The International Monetary Fund argued back in 2013 – when the UK economy seemed to be slowing rapidly during the eurozone crisis – that the Treasury should implement a carefully targeted infrastructure-based fiscal stimulus. The Treasury came out with exactly the same “shovel-ready” objection then. If there is nothing shovel-ready now, three years on from that IMF advice, it is because the Treasury has failed to get it ready; a rather gross dereliction of responsibility.

More likely it’s simply an excuse for inaction, borne of an institutional aversion to discretionary increases in state capital spending. And it doesn’t wash.

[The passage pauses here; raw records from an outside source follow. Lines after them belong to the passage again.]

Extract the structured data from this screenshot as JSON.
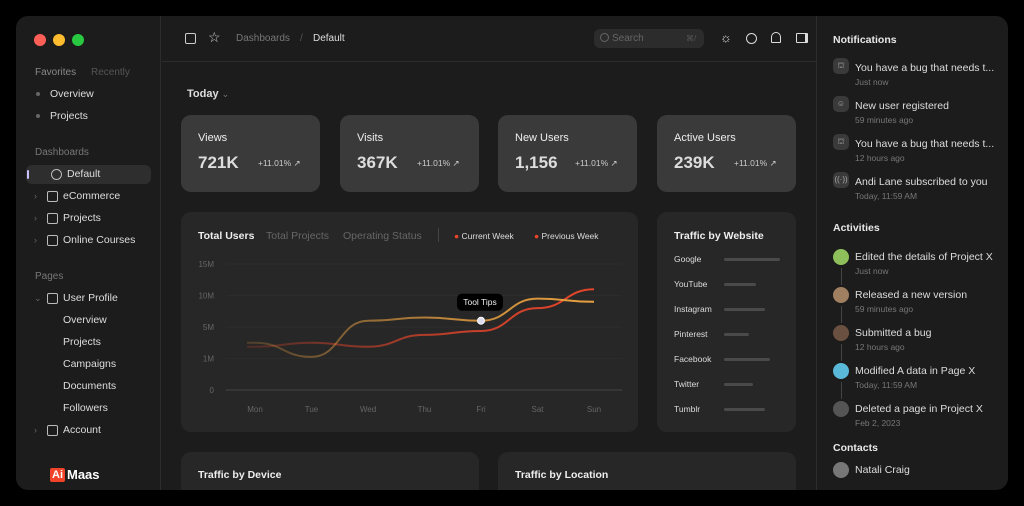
{
  "window": {
    "controls": [
      "#ff5f57",
      "#febc2e",
      "#28c840"
    ]
  },
  "sidebar": {
    "tabs": {
      "favorites": "Favorites",
      "recently": "Recently"
    },
    "favorites": [
      {
        "label": "Overview"
      },
      {
        "label": "Projects"
      }
    ],
    "dashboards_title": "Dashboards",
    "dashboards": [
      {
        "label": "Default",
        "icon": "pie-chart-icon",
        "active": true
      },
      {
        "label": "eCommerce",
        "icon": "shopping-bag-icon"
      },
      {
        "label": "Projects",
        "icon": "folder-icon"
      },
      {
        "label": "Online Courses",
        "icon": "book-icon"
      }
    ],
    "pages_title": "Pages",
    "user_profile": {
      "label": "User Profile",
      "children": [
        "Overview",
        "Projects",
        "Campaigns",
        "Documents",
        "Followers"
      ]
    },
    "account": "Account",
    "logo": {
      "mark": "Ai",
      "text": "Maas",
      "color": "#f0432a"
    }
  },
  "topbar": {
    "breadcrumb": [
      "Dashboards",
      "Default"
    ],
    "search_placeholder": "Search",
    "search_shortcut": "⌘/",
    "icons": [
      "sun-icon",
      "history-icon",
      "bell-icon",
      "panel-icon"
    ]
  },
  "filter": {
    "label": "Today"
  },
  "stats": [
    {
      "title": "Views",
      "value": "721K",
      "change": "+11.01%"
    },
    {
      "title": "Visits",
      "value": "367K",
      "change": "+11.01%"
    },
    {
      "title": "New Users",
      "value": "1,156",
      "change": "+11.01%"
    },
    {
      "title": "Active Users",
      "value": "239K",
      "change": "+11.01%"
    }
  ],
  "chart_data": {
    "type": "line",
    "tabs": [
      "Total Users",
      "Total Projects",
      "Operating Status"
    ],
    "active_tab": "Total Users",
    "categories": [
      "Mon",
      "Tue",
      "Wed",
      "Thu",
      "Fri",
      "Sat",
      "Sun"
    ],
    "y_ticks": [
      "15M",
      "10M",
      "5M",
      "1M",
      "0"
    ],
    "y_tick_values": [
      15,
      10,
      5,
      1,
      0
    ],
    "series": [
      {
        "name": "Current Week",
        "color": "#e8a040",
        "values": [
          3,
          1.2,
          6,
          6.5,
          6,
          9.5,
          9
        ]
      },
      {
        "name": "Previous Week",
        "color": "#e8452a",
        "values": [
          2.5,
          3,
          2.5,
          4,
          4.5,
          8,
          11
        ]
      }
    ],
    "tooltip": {
      "label": "Tool Tips",
      "category": "Fri",
      "series": "Current Week"
    },
    "grid": true
  },
  "traffic_website": {
    "title": "Traffic by Website",
    "items": [
      {
        "label": "Google",
        "share": 1.0
      },
      {
        "label": "YouTube",
        "share": 0.57
      },
      {
        "label": "Instagram",
        "share": 0.74
      },
      {
        "label": "Pinterest",
        "share": 0.44
      },
      {
        "label": "Facebook",
        "share": 0.82
      },
      {
        "label": "Twitter",
        "share": 0.51
      },
      {
        "label": "Tumblr",
        "share": 0.73
      }
    ]
  },
  "bottom_panels": [
    "Traffic by Device",
    "Traffic by Location"
  ],
  "notifications": {
    "title": "Notifications",
    "items": [
      {
        "text": "You have a bug that needs t...",
        "time": "Just now",
        "icon": "bug-icon"
      },
      {
        "text": "New user registered",
        "time": "59 minutes ago",
        "icon": "user-icon"
      },
      {
        "text": "You have a bug that needs t...",
        "time": "12 hours ago",
        "icon": "bug-icon"
      },
      {
        "text": "Andi Lane subscribed to you",
        "time": "Today, 11:59 AM",
        "icon": "broadcast-icon"
      }
    ]
  },
  "activities": {
    "title": "Activities",
    "items": [
      {
        "text": "Edited the details of Project X",
        "time": "Just now",
        "color": "#8fbf5a"
      },
      {
        "text": "Released a new version",
        "time": "59 minutes ago",
        "color": "#a08060"
      },
      {
        "text": "Submitted a bug",
        "time": "12 hours ago",
        "color": "#6a5040"
      },
      {
        "text": "Modified A data in Page X",
        "time": "Today, 11:59 AM",
        "color": "#5ab8d8"
      },
      {
        "text": "Deleted a page in Project X",
        "time": "Feb 2, 2023",
        "color": "#555"
      }
    ]
  },
  "contacts": {
    "title": "Contacts",
    "items": [
      {
        "name": "Natali Craig"
      }
    ]
  }
}
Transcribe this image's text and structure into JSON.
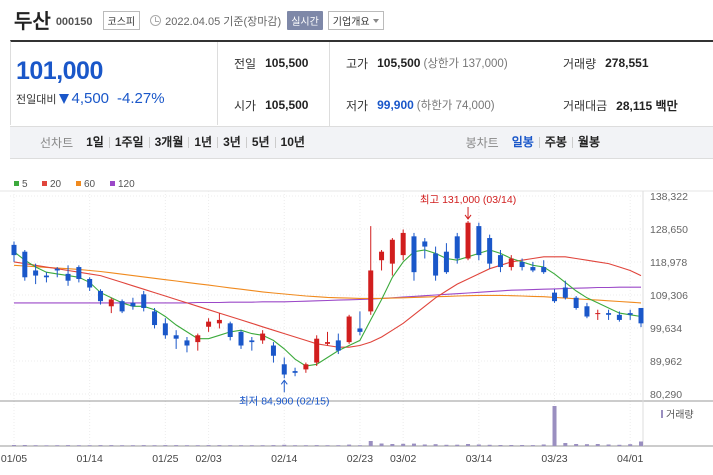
{
  "header": {
    "name": "두산",
    "code": "000150",
    "market": "코스피",
    "date": "2022.04.05 기준(장마감)",
    "realtime_badge": "실시간",
    "company_info_select": "기업개요"
  },
  "price": {
    "current": "101,000",
    "change_label": "전일대비",
    "change": "4,500",
    "change_pct": "-4.27%",
    "direction": "down",
    "color_down": "#1a57c9",
    "color_up": "#d11e1e"
  },
  "stats": {
    "prev_close_label": "전일",
    "prev_close": "105,500",
    "high_label": "고가",
    "high": "105,500",
    "upper_limit": "(상한가 137,000)",
    "volume_label": "거래량",
    "volume": "278,551",
    "open_label": "시가",
    "open": "105,500",
    "low_label": "저가",
    "low": "99,900",
    "lower_limit": "(하한가 74,000)",
    "amount_label": "거래대금",
    "amount": "28,115 백만"
  },
  "tabs": {
    "line_label": "선차트",
    "line_tabs": [
      "1일",
      "1주일",
      "3개월",
      "1년",
      "3년",
      "5년",
      "10년"
    ],
    "candle_label": "봉차트",
    "candle_tabs": [
      "일봉",
      "주봉",
      "월봉"
    ],
    "active_candle": "일봉"
  },
  "chart_data": {
    "type": "candlestick",
    "legend": [
      {
        "name": "5",
        "color": "#3caa3c"
      },
      {
        "name": "20",
        "color": "#e0453c"
      },
      {
        "name": "60",
        "color": "#f08a1e"
      },
      {
        "name": "120",
        "color": "#9b48c8"
      }
    ],
    "y_ticks": [
      "138,322",
      "128,650",
      "118,978",
      "109,306",
      "99,634",
      "89,962",
      "80,290"
    ],
    "ylim": [
      80290,
      138322
    ],
    "x_ticks": [
      {
        "label": "01/05",
        "idx": 0
      },
      {
        "label": "01/14",
        "idx": 7
      },
      {
        "label": "01/25",
        "idx": 14
      },
      {
        "label": "02/03",
        "idx": 18
      },
      {
        "label": "02/14",
        "idx": 25
      },
      {
        "label": "02/23",
        "idx": 32
      },
      {
        "label": "03/02",
        "idx": 36
      },
      {
        "label": "03/14",
        "idx": 43
      },
      {
        "label": "03/23",
        "idx": 50
      },
      {
        "label": "04/01",
        "idx": 57
      }
    ],
    "annotation_high": "최고 131,000 (03/14)",
    "annotation_low": "최저 84,900 (02/15)",
    "volume_label": "거래량",
    "candles": [
      [
        124000,
        125000,
        119000,
        121000
      ],
      [
        122000,
        122500,
        113500,
        114500
      ],
      [
        116500,
        118500,
        112500,
        115000
      ],
      [
        115000,
        116000,
        113000,
        114500
      ],
      [
        117000,
        117500,
        114500,
        116500
      ],
      [
        115500,
        118000,
        112000,
        113500
      ],
      [
        117500,
        118000,
        113000,
        114000
      ],
      [
        114000,
        114500,
        110500,
        111500
      ],
      [
        110500,
        111000,
        106500,
        107500
      ],
      [
        106000,
        108500,
        104000,
        108000
      ],
      [
        107500,
        108000,
        104000,
        104500
      ],
      [
        107000,
        108500,
        105000,
        106000
      ],
      [
        109500,
        110500,
        104500,
        105500
      ],
      [
        104500,
        105500,
        99500,
        100500
      ],
      [
        101000,
        102500,
        96500,
        97500
      ],
      [
        97500,
        99000,
        93500,
        96500
      ],
      [
        96000,
        97000,
        92500,
        94500
      ],
      [
        95500,
        98000,
        93000,
        97500
      ],
      [
        100000,
        102500,
        98500,
        101500
      ],
      [
        101000,
        104000,
        99500,
        102000
      ],
      [
        101000,
        101500,
        96000,
        97000
      ],
      [
        98500,
        99000,
        93500,
        94500
      ],
      [
        96000,
        97000,
        93000,
        95500
      ],
      [
        96000,
        99000,
        95000,
        98000
      ],
      [
        94500,
        95500,
        89500,
        91500
      ],
      [
        89000,
        91000,
        84900,
        86000
      ],
      [
        87000,
        88000,
        85500,
        86500
      ],
      [
        87500,
        89500,
        86500,
        89000
      ],
      [
        89500,
        97500,
        88500,
        96500
      ],
      [
        95000,
        98500,
        94500,
        95500
      ],
      [
        96000,
        98000,
        92000,
        93000
      ],
      [
        95500,
        103500,
        95000,
        103000
      ],
      [
        99500,
        104500,
        97500,
        98500
      ],
      [
        104500,
        129500,
        103500,
        116500
      ],
      [
        119500,
        122500,
        116500,
        122000
      ],
      [
        118500,
        126000,
        115000,
        125500
      ],
      [
        121000,
        128500,
        119500,
        127500
      ],
      [
        126500,
        127500,
        113500,
        116000
      ],
      [
        125000,
        126000,
        120000,
        123500
      ],
      [
        121500,
        123500,
        113500,
        115000
      ],
      [
        122000,
        124500,
        115500,
        116000
      ],
      [
        126500,
        127500,
        118500,
        120000
      ],
      [
        120000,
        131000,
        119500,
        130500
      ],
      [
        129500,
        130500,
        119500,
        121000
      ],
      [
        126000,
        127000,
        117000,
        118500
      ],
      [
        121000,
        122500,
        116000,
        117500
      ],
      [
        117500,
        121000,
        116500,
        120000
      ],
      [
        119000,
        120000,
        116500,
        117500
      ],
      [
        117500,
        119000,
        116000,
        116500
      ],
      [
        117500,
        119500,
        115500,
        116000
      ],
      [
        110000,
        111000,
        107000,
        107500
      ],
      [
        111500,
        113500,
        108000,
        108500
      ],
      [
        108500,
        109000,
        105000,
        105500
      ],
      [
        106000,
        107000,
        102500,
        103000
      ],
      [
        104000,
        105000,
        102000,
        104000
      ],
      [
        104000,
        105000,
        102000,
        103500
      ],
      [
        103500,
        104500,
        101500,
        102000
      ],
      [
        104000,
        105000,
        102000,
        103500
      ],
      [
        105500,
        105500,
        99900,
        101000
      ]
    ],
    "volumes": [
      1,
      1,
      0.8,
      0.7,
      0.8,
      0.9,
      0.8,
      0.8,
      0.9,
      0.9,
      0.8,
      0.8,
      0.9,
      0.8,
      0.9,
      0.9,
      0.8,
      0.8,
      0.9,
      0.9,
      0.8,
      0.8,
      0.8,
      0.8,
      0.9,
      1.2,
      0.8,
      0.8,
      0.9,
      0.8,
      0.8,
      1.4,
      0.8,
      5,
      2.5,
      2,
      2.2,
      2.4,
      1.5,
      1.8,
      1.2,
      1.3,
      2,
      1.5,
      1.2,
      1,
      1,
      1,
      0.9,
      1.5,
      40,
      3,
      2,
      1.8,
      2,
      1.5,
      1.2,
      1.8,
      4.5
    ],
    "ma5": [
      122000,
      119500,
      117500,
      116000,
      115500,
      115000,
      114500,
      113000,
      110000,
      108500,
      107000,
      106000,
      106000,
      105000,
      103000,
      100500,
      98500,
      96500,
      96500,
      97500,
      98500,
      99000,
      98000,
      97500,
      96000,
      93500,
      90500,
      88500,
      89000,
      91000,
      93000,
      94500,
      96000,
      102000,
      108000,
      114500,
      119000,
      122000,
      122500,
      121500,
      120000,
      119500,
      120500,
      121500,
      122500,
      121500,
      120000,
      119000,
      118000,
      117500,
      115500,
      113000,
      110500,
      108500,
      107000,
      105500,
      104000,
      103500,
      103000
    ],
    "ma20": [
      119000,
      118500,
      118000,
      117500,
      117000,
      116500,
      116000,
      115500,
      115000,
      114000,
      113000,
      112000,
      111000,
      110000,
      109000,
      108000,
      107000,
      106000,
      105000,
      104000,
      103000,
      102000,
      101000,
      100000,
      99000,
      98000,
      97000,
      96000,
      95000,
      94500,
      94000,
      94000,
      94500,
      95500,
      97000,
      99000,
      101000,
      103500,
      106000,
      108500,
      110500,
      112500,
      114000,
      115500,
      117000,
      118000,
      119000,
      119500,
      120000,
      120500,
      120500,
      120500,
      120000,
      119500,
      119000,
      118500,
      117500,
      116500,
      115000
    ],
    "ma60": [
      118000,
      117800,
      117600,
      117400,
      117200,
      117000,
      116800,
      116500,
      116200,
      115800,
      115400,
      115000,
      114600,
      114200,
      113800,
      113400,
      113000,
      112600,
      112200,
      111800,
      111400,
      111000,
      110600,
      110200,
      109900,
      109600,
      109300,
      109000,
      108800,
      108600,
      108500,
      108400,
      108300,
      108300,
      108300,
      108400,
      108500,
      108600,
      108700,
      108800,
      108900,
      109000,
      109100,
      109200,
      109200,
      109200,
      109100,
      109000,
      108900,
      108800,
      108600,
      108400,
      108200,
      108000,
      107800,
      107600,
      107400,
      107200,
      107000
    ],
    "ma120": [
      107000,
      107000,
      107000,
      107000,
      107000,
      107000,
      107000,
      107000,
      107000,
      107000,
      107000,
      107000,
      107000,
      107000,
      107000,
      107000,
      107000,
      107100,
      107100,
      107100,
      107200,
      107200,
      107200,
      107300,
      107300,
      107300,
      107400,
      107500,
      107600,
      107700,
      107800,
      107900,
      108000,
      108100,
      108300,
      108500,
      108700,
      108900,
      109100,
      109300,
      109500,
      109700,
      109900,
      110100,
      110300,
      110500,
      110700,
      110800,
      110900,
      111000,
      111100,
      111200,
      111300,
      111400,
      111500,
      111500,
      111600,
      111600,
      111600
    ]
  }
}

The Treasury’s own “National Infrastructure Delivery Plan” document, published in March, outlines almost half a trillion pounds worth of UK capital spending needs, comprising 600 separate projects. A planned electrification project for the Manchester to York railway had to be paused and then delayed last year, probably due to a lack of government funds. Why can’t that project, to pluck one, be returned to its original timetable?

There is ample scope to extend existing spending plans to bolster the nation’s flood defences (plans which already looked inadequate), and to ramp up the state’s role in delivering new affordable houses to help solve the housing emergency.

This is the right stimulus package for the post-Brexit Autumn Statement. If ideologically-hidebound Treasury civil servants insist on telling Hammond there is nothing “shovel-ready” the new Chancellor should make it clear to them they risk digging the grave of their own career prospects. No more excuses.